Não se conhece ainda a resposta que terá enviado ao Irão – Teerão confirmou que a recebeu na tarde deste domingo, sem revelar o conteúdo —, mas não é de espantar, pelos comentários, que siga a linha da negativa que enviou a um plano diferente, no início da semana.
Além disso, não rejeita a possibilidade de se voltar aos combates, rasgando o acordo de cessar-fogo alcançado em Abril. Questionado pelos jornalistas a esse respeito, no sábado à noite, respondeu que “se se portarem mal, se fizerem alguma coisa má, vamos ver”.
O Guardian cita um responsável militar israelita que disse que se estavam a preparar para possíveis ataques norte-americanos contra o Irão.
É uma versão bem diferente da que Trump dava, ainda esta semana, ao Congresso. Dizia que as hostilidades “terminaram”, algo que ninguém acreditou e que se interpretou como uma forma de não ter de pedir autorização para a operação militar, uma vez que se aproxima do prazo legal de 60 dias para o fazer.
O verniz estalou. O aumento do preço dos combustíveis, causado pelo bloqueio do estreito de Ormuz, faz crescer o coro de críticas à Administração norte-americana. Os Republicanos no Congresso estão cada vez mais impacientes e temem pelo impacto nas eleições intercalares de Novembro. A nível internacional, o Presidente norte-americano também tem feito por hostilizar os países aliados que não o ajudaram na guerra no Irão. Tudo isto faz aumentar a pressão – embora não se saiba ainda se vai forçar Trump a sentar-se à mesa das negociações.
Por enquanto, o Presidente norte-americano não mostra nenhum arrependimento: “Fiz algo que pode ser tolo, corajoso, inteligente… Fazia tudo de novo”, admitiu, num discurso aos seus apoiantes na Florida.
Irão tenta convencer sobre o seu plano
No Irão, não há ilusões. A agência noticiosa Fars, próxima do poder iraniano, citava um responsável que dizia que um regresso a um conflito aberto era provável. Este domingo, os serviços secretos dos Guardas da Revolução referiam na televisão estatal iraniana que “Trump tem de escolher entre uma operação impossível ou um mau acordo”. O mesmo comunicado também notava uma certa “mudança de tom” da China, Rússia e Europa em relação a Washington, devido à guerra.

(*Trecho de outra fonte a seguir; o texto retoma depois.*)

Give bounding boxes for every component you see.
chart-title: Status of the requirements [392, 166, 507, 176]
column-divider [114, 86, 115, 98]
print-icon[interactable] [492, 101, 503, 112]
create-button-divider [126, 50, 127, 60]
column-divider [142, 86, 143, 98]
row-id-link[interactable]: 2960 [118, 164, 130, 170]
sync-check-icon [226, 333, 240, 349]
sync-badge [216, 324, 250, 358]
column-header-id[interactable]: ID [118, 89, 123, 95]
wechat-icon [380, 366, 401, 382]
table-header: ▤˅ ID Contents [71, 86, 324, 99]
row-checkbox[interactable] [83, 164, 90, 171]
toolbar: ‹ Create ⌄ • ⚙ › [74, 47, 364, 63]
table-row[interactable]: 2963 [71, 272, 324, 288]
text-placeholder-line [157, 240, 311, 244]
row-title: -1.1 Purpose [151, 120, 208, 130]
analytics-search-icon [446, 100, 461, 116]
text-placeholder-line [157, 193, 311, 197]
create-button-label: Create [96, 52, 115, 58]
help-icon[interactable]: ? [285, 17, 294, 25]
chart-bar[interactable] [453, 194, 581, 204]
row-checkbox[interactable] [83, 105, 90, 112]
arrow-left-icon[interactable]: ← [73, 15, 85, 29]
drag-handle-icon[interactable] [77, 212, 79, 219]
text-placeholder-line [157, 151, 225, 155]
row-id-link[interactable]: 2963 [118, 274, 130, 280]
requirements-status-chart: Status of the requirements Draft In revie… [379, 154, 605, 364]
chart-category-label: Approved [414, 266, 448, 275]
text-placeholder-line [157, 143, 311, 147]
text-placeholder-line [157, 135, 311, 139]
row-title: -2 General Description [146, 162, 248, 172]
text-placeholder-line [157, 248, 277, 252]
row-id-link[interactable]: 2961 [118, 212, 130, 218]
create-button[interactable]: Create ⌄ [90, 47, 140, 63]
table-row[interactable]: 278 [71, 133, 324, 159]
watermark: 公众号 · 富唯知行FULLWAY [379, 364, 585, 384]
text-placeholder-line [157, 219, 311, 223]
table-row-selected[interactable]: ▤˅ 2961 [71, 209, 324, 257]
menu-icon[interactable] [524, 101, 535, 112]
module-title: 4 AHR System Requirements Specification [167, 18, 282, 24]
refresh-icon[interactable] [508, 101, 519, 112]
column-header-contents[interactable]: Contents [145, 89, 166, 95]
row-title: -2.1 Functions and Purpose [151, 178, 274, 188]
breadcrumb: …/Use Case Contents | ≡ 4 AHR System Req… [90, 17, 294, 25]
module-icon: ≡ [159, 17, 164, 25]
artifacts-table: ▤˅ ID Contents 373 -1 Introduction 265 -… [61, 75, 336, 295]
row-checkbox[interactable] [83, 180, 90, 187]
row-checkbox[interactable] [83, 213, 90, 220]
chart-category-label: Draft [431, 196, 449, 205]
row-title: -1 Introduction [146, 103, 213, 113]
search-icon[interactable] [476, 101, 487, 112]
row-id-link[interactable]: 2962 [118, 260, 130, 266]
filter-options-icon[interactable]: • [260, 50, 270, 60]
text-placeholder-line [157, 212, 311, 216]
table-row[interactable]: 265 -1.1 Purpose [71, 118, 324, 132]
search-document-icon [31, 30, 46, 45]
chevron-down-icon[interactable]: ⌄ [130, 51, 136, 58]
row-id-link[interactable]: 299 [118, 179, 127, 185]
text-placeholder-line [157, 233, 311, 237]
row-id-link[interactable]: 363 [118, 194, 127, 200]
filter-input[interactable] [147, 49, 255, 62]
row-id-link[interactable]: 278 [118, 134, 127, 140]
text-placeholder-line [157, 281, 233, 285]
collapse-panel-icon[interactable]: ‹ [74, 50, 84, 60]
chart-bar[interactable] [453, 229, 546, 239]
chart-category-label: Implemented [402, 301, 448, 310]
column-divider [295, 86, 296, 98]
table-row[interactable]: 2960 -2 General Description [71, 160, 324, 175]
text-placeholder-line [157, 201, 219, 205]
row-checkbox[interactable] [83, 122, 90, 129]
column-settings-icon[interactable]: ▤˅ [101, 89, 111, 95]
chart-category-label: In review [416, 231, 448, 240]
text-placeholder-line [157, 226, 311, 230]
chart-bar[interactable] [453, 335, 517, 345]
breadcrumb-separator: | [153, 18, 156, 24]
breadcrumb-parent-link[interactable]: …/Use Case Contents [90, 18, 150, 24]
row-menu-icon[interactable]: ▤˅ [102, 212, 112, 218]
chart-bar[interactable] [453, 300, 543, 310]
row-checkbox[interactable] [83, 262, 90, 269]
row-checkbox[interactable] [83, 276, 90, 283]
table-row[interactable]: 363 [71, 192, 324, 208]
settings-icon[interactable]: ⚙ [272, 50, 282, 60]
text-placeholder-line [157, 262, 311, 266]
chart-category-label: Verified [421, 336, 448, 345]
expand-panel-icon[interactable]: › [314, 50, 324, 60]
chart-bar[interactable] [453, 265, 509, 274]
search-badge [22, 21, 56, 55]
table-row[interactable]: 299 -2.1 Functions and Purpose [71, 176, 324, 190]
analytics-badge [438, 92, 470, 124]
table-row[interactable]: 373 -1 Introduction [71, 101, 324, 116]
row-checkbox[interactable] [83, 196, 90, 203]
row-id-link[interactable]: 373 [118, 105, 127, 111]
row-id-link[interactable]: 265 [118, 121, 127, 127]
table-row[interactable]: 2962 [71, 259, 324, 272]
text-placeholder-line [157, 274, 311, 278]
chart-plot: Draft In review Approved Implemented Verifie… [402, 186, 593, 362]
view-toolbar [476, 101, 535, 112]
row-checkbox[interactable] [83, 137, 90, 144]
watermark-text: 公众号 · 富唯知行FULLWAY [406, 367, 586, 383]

Numa aparente tentativa de explorar esse filão, o ministro dos Negócios Estrangeiros iraniano, Abbas Araghchi, encetou uma ronda intensiva de conversas telefónicas com os seus homólogos de todo o mundo. Só entre sexta-feira e domingo, esteve ao telefone com líderes da Turquia, Qatar, Arábia Saudita, Egipto, Iraque, Azerbaijão, Rússia (depois da visita que também aconteceu esta semana), Coreia do Sul, Japão, França, Itália e Omã (onde também esteve na semana passada).
A todos apresentou o seu plano de 14 pontos, que, na verdade, delimita três fases principais para fazer do cessar-fogo um fim efectivo para a guerra – em apenas 30 dias. Inclui o levantamento do bloqueio do estreito de Ormuz e um novo mecanismo para o gerir (assumindo que a circulação não voltará a acontecer como antes da guerra). Teerão pede ainda o levantamento das sanções de que é alvo e o pagamento de uma compensação pelos danos da guerra, escreve a Al Jazeera. EUA e Israel ficariam ainda obrigados a não atacar o Irão nem os seus aliados.
Tal como noutros planos anteriores, fica adiada a conversa sobre o programa nuclear iraniano, uma das “linhas vermelhas” de Washington. Ignora ainda a entrega dos mais de 400 quilos de urânio enriquecido que os EUA impõem como garantia para o fim da guerra.
Ao telefone, Araghchi tentou convencer os governos de todo o mundo dos méritos do seu plano, fruto dos seus esforços diplomáticos e da vontade de acabar com uma guerra que “não começou”. Do outro lado do telefone, ouviu os conselhos de países estrangulados pelo aumento do preço da energia. Como de Itália, cujo homólogo, Antonio Tajani, lhe reiterou a urgência da reabertura do estreito de Ormuz, sem esquecer os seus limites: o programa nuclear iraniano.